Le garçon sourit. Il avait toujours son apparence d'emprunt mais avait repris des forces et des muscles. Sans les détails qu'ils avaient ajoutés pour ne pas être reconnus – et qu'on les différencie par la même occasion – on sentait qu'ils seraient alors vraiment comme des jumeaux, les yeux et la cicatrice exceptés.
- J'ai du mal à croire que les quatre mois sont déjà écoulés. Un tiers du temps imparti, tu te rend compte ! Il me semble que c'était hier…
- Et oui, nous sommes déjà le 10 juin…. Nous partirons demain pour une nouvelle destination inconnue !
Il eut un petit rire qui fut repris par Harry.
- Connaissant Kei et Hikari, nous allons encore être époustouflés !
Puis, regardant son ami plus sérieusement :
- Nous pourrons toujours revenir pour un prochain voyage…
- Je sais (soupir puis sourire). Ca m'a fait vraiment plaisir de revenir ici. Je ne les ai pas revus depuis mon dernier passage il y a deux ans ! Et j'ai fait la connaissance de nouvelles personnes très sympathiques…
Royan lui prit l'épaule.
- Mais tes amis te manquent.
L'autre soupira.
- Oui… J'aurais voulu qu'on partage ces moments ensemble…
- Un jour, qui sait…
- Ouais… Royan ?
- Hm ?
- Il vaut mieux qu'aucun de ces voyages ne comporte le 24 juin 1995
Son ami le regarda, un peu surpris, avant d'ouvrir de grands yeux.
- Tu penses que tu le ressentirais ?
- Je ne pense pas, j'en suis sûr. Je n'ai pas envie de revivre les évènements de la troisième tâche…
Royan serra davantage l'épaule de son ami – non, son frère.
- Tu ne la revivras pas. Je suis sûr qu'ils y ont pensé. (silence) Il y a d'autres dates à éviter ?
Harry eut un rire sans joie
- Tu veux dire à part l'année 1994-95 ?
Son compagnon hocha sombrement la tête et il soupira :
- L'année 1981, bien sûr. Et juin 92 et 93.
Son ami acquiesça silencieusement et Harry eut une remarque assez sarcastique :
- Au fond, il n'y a que juin 94 qui soit sans danger… Kei et Hikaru ont bien joué…
- Simple curiosité, que fais-tu en ce moment ?
- En ce moment, je passe mes premiers examens… Mais dans quelques jours je retrouverais Sirius et je découvrirai la vérité sur Halloween 81.
- L'entière vérité ?
De nouveau, Harry soupira.
- Non, bien sûr que non. Je ne saurais pas ce qui est arrivé à Franck et Alice Longdubat, je ne connaîtrais pas encore la prophétie de Trewlaney…dont les seules véritables prophéties semblent être destinées à me pourrir la vie, soit dit en passant, et évidemment personne ne mentionnera Elisabeth… Je suppose qu'ils ne voulaient pas m'affliger davantage… mais sincèrement je leur en veux un peu de faire tous comme si elle n'avait jamais existé.

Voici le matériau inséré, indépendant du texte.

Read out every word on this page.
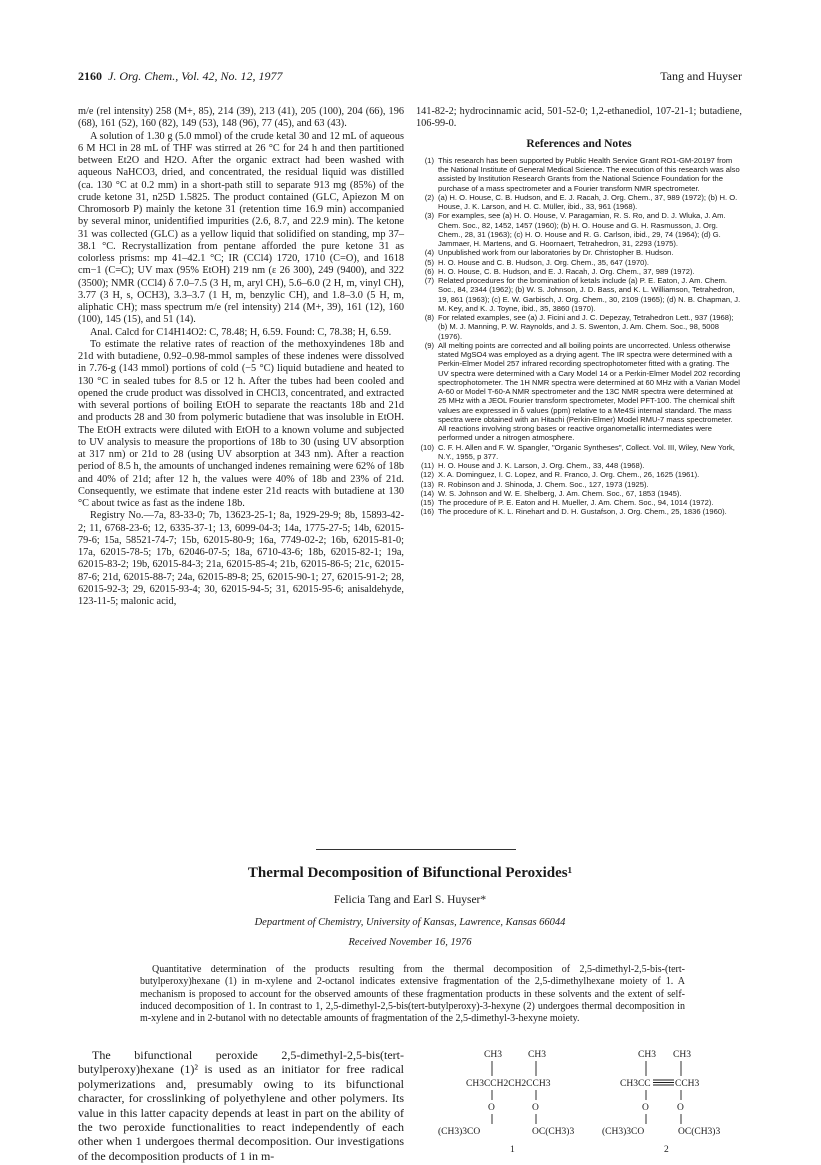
2160 J. Org. Chem., Vol. 42, No. 12, 1977	Tang and Huyser

m/e (rel intensity) 258 (M+, 85), 214 (39), 213 (41), 205 (100), 204 (66), 196 (68), 161 (52), 160 (82), 149 (53), 148 (96), 77 (45), and 63 (43).

A solution of 1.30 g (5.0 mmol) of the crude ketal 30 and 12 mL of aqueous 6 M HCl in 28 mL of THF was stirred at 26 °C for 24 h and then partitioned between Et2O and H2O. After the organic extract had been washed with aqueous NaHCO3, dried, and concentrated, the residual liquid was distilled (ca. 130 °C at 0.2 mm) in a short-path still to separate 913 mg (85%) of the crude ketone 31, n25D 1.5825. The product contained (GLC, Apiezon M on Chromosorb P) mainly the ketone 31 (retention time 16.9 min) accompanied by several minor, unidentified impurities (2.6, 8.7, and 22.9 min). The ketone 31 was collected (GLC) as a yellow liquid that solidified on standing, mp 37–38.1 °C. Recrystallization from pentane afforded the pure ketone 31 as colorless prisms: mp 41–42.1 °C; IR (CCl4) 1720, 1710 (C=O), and 1618 cm−1 (C=C); UV max (95% EtOH) 219 nm (ε 26 300), 249 (9400), and 322 (3500); NMR (CCl4) δ 7.0–7.5 (3 H, m, aryl CH), 5.6–6.0 (2 H, m, vinyl CH), 3.77 (3 H, s, OCH3), 3.3–3.7 (1 H, m, benzylic CH), and 1.8–3.0 (5 H, m, aliphatic CH); mass spectrum m/e (rel intensity) 214 (M+, 39), 161 (12), 160 (100), 145 (15), and 51 (14).

Anal. Calcd for C14H14O2: C, 78.48; H, 6.59. Found: C, 78.38; H, 6.59.

To estimate the relative rates of reaction of the methoxyindenes 18b and 21d with butadiene, 0.92–0.98-mmol samples of these indenes were dissolved in 7.76-g (143 mmol) portions of cold (−5 °C) liquid butadiene and heated to 130 °C in sealed tubes for 8.5 or 12 h. After the tubes had been cooled and opened the crude product was dissolved in CHCl3, concentrated, and extracted with several portions of boiling EtOH to separate the reactants 18b and 21d and products 28 and 30 from polymeric butadiene that was insoluble in EtOH. The EtOH extracts were diluted with EtOH to a known volume and subjected to UV analysis to measure the proportions of 18b to 30 (using UV absorption at 317 nm) or 21d to 28 (using UV absorption at 343 nm). After a reaction period of 8.5 h, the amounts of unchanged indenes remaining were 62% of 18b and 40% of 21d; after 12 h, the values were 40% of 18b and 23% of 21d. Consequently, we estimate that indene ester 21d reacts with butadiene at 130 °C about twice as fast as the indene 18b.

Registry No.—7a, 83-33-0; 7b, 13623-25-1; 8a, 1929-29-9; 8b, 15893-42-2; 11, 6768-23-6; 12, 6335-37-1; 13, 6099-04-3; 14a, 1775-27-5; 14b, 62015-79-6; 15a, 58521-74-7; 15b, 62015-80-9; 16a, 7749-02-2; 16b, 62015-81-0; 17a, 62015-78-5; 17b, 62046-07-5; 18a, 6710-43-6; 18b, 62015-82-1; 19a, 62015-83-2; 19b, 62015-84-3; 21a, 62015-85-4; 21b, 62015-86-5; 21c, 62015-87-6; 21d, 62015-88-7; 24a, 62015-89-8; 25, 62015-90-1; 27, 62015-91-2; 28, 62015-92-3; 29, 62015-93-4; 30, 62015-94-5; 31, 62015-95-6; anisaldehyde, 123-11-5; malonic acid,

141-82-2; hydrocinnamic acid, 501-52-0; 1,2-ethanediol, 107-21-1; butadiene, 106-99-0.

References and Notes
(1) This research has been supported by Public Health Service Grant RO1-GM-20197 from the National Institute of General Medical Science. The execution of this research was also assisted by Institution Research Grants from the National Science Foundation for the purchase of a mass spectrometer and a Fourier transform NMR spectrometer.
(2) (a) H. O. House, C. B. Hudson, and E. J. Racah, J. Org. Chem., 37, 989 (1972); (b) H. O. House, J. K. Larson, and H. C. Müller, ibid., 33, 961 (1968).
(3) For examples, see (a) H. O. House, V. Paragamian, R. S. Ro, and D. J. Wluka, J. Am. Chem. Soc., 82, 1452, 1457 (1960); (b) H. O. House and G. H. Rasmusson, J. Org. Chem., 28, 31 (1963); (c) H. O. House and R. G. Carlson, ibid., 29, 74 (1964); (d) G. Jammaer, H. Martens, and G. Hoornaert, Tetrahedron, 31, 2293 (1975).
(4) Unpublished work from our laboratories by Dr. Christopher B. Hudson.
(5) H. O. House and C. B. Hudson, J. Org. Chem., 35, 647 (1970).
(6) H. O. House, C. B. Hudson, and E. J. Racah, J. Org. Chem., 37, 989 (1972).
(7) Related procedures for the bromination of ketals include (a) P. E. Eaton, J. Am. Chem. Soc., 84, 2344 (1962); (b) W. S. Johnson, J. D. Bass, and K. L. Williamson, Tetrahedron, 19, 861 (1963); (c) E. W. Garbisch, J. Org. Chem., 30, 2109 (1965); (d) N. B. Chapman, J. M. Key, and K. J. Toyne, ibid., 35, 3860 (1970).
(8) For related examples, see (a) J. Ficini and J. C. Depezay, Tetrahedron Lett., 937 (1968); (b) M. J. Manning, P. W. Raynolds, and J. S. Swenton, J. Am. Chem. Soc., 98, 5008 (1976).
(9) All melting points are corrected and all boiling points are uncorrected. Unless otherwise stated MgSO4 was employed as a drying agent. The IR spectra were determined with a Perkin-Elmer Model 257 infrared recording spectrophotometer fitted with a grating. The UV spectra were determined with a Cary Model 14 or a Perkin-Elmer Model 202 recording spectrophotometer. The 1H NMR spectra were determined at 60 MHz with a Varian Model A-60 or Model T-60-A NMR spectrometer and the 13C NMR spectra were determined at 25 MHz with a JEOL Fourier transform spectrometer, Model PFT-100. The chemical shift values are expressed in δ values (ppm) relative to a Me4Si internal standard. The mass spectra were obtained with an Hitachi (Perkin-Elmer) Model RMU-7 mass spectrometer. All reactions involving strong bases or reactive organometallic intermediates were performed under a nitrogen atmosphere.
(10) C. F. H. Allen and F. W. Spangler, "Organic Syntheses", Collect. Vol. III, Wiley, New York, N.Y., 1955, p 377.
(11) H. O. House and J. K. Larson, J. Org. Chem., 33, 448 (1968).
(12) X. A. Dominguez, I. C. Lopez, and R. Franco, J. Org. Chem., 26, 1625 (1961).
(13) R. Robinson and J. Shinoda, J. Chem. Soc., 127, 1973 (1925).
(14) W. S. Johnson and W. E. Shelberg, J. Am. Chem. Soc., 67, 1853 (1945).
(15) The procedure of P. E. Eaton and H. Mueller, J. Am. Chem. Soc., 94, 1014 (1972).
(16) The procedure of K. L. Rinehart and D. H. Gustafson, J. Org. Chem., 25, 1836 (1960).
Thermal Decomposition of Bifunctional Peroxides¹
Felicia Tang and Earl S. Huyser*
Department of Chemistry, University of Kansas, Lawrence, Kansas 66044
Received November 16, 1976
Quantitative determination of the products resulting from the thermal decomposition of 2,5-dimethyl-2,5-bis-(tert-butylperoxy)hexane (1) in m-xylene and 2-octanol indicates extensive fragmentation of the 2,5-dimethylhexane moiety of 1. A mechanism is proposed to account for the observed amounts of these fragmentation products in these solvents and the extent of self-induced decomposition of 1. In contrast to 1, 2,5-dimethyl-2,5-bis(tert-butylperoxy)-3-hexyne (2) undergoes thermal decomposition in m-xylene and in 2-butanol with no detectable amounts of fragmentation of the 2,5-dimethyl-3-hexyne moiety.
The bifunctional peroxide 2,5-dimethyl-2,5-bis(tert-butylperoxy)hexane (1)² is used as an initiator for free radical polymerizations and, presumably owing to its bifunctional character, for crosslinking of polyethylene and other polymers. Its value in this latter capacity depends at least in part on the ability of the two peroxide functionalities to react independently of each other when 1 undergoes thermal decomposition. Our investigations of the decomposition products of 1 in m-
CH3	CH3
CH3CCH2CH2CCH3
O	O
(CH3)3CO	OC(CH3)3
1
CH3 CH3
CH3CC	CCH3
O	O
(CH3)3CO	OC(CH3)3
2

Personne n'en parle jamais. En fait, même de mes parents on en parle quasiment jamais. Mais ce sont eux les véritables héros de cette nuit infernale, eux ! Pas moi ! Sans eux, je serais mort ! Sans eux, pas de protection et sans protection...
- Pas de disparition de Voldemort...
Le silence se fit parmi les spectateurs. Les plus âgés étaient atterrés, les plus jeunes ne comprenaient pas tout… mais le plus abattu était sans conteste le directeur qui voyait que toutes ses protections n'avaient servi à rien : Harry savait. Et il aurait du mal à leur pardonner… Lui-même avait du mal à se pardonner alors qu'il savait pourquoi il avait agi ainsi…
- En parlant de Voldy… Ton directeur est au courant ?
Harry secoua la tête.
- Non. Il reste persuadé que Voldemort est le descendant de Serpentard. Il ne sait rien. Mais même si je lui disais, je doute qu'il parvienne à me croire… En plus, il est plus prudent que nous gardions les secrets de Voldy pour nous. L'effet de surprise en sera plus grand…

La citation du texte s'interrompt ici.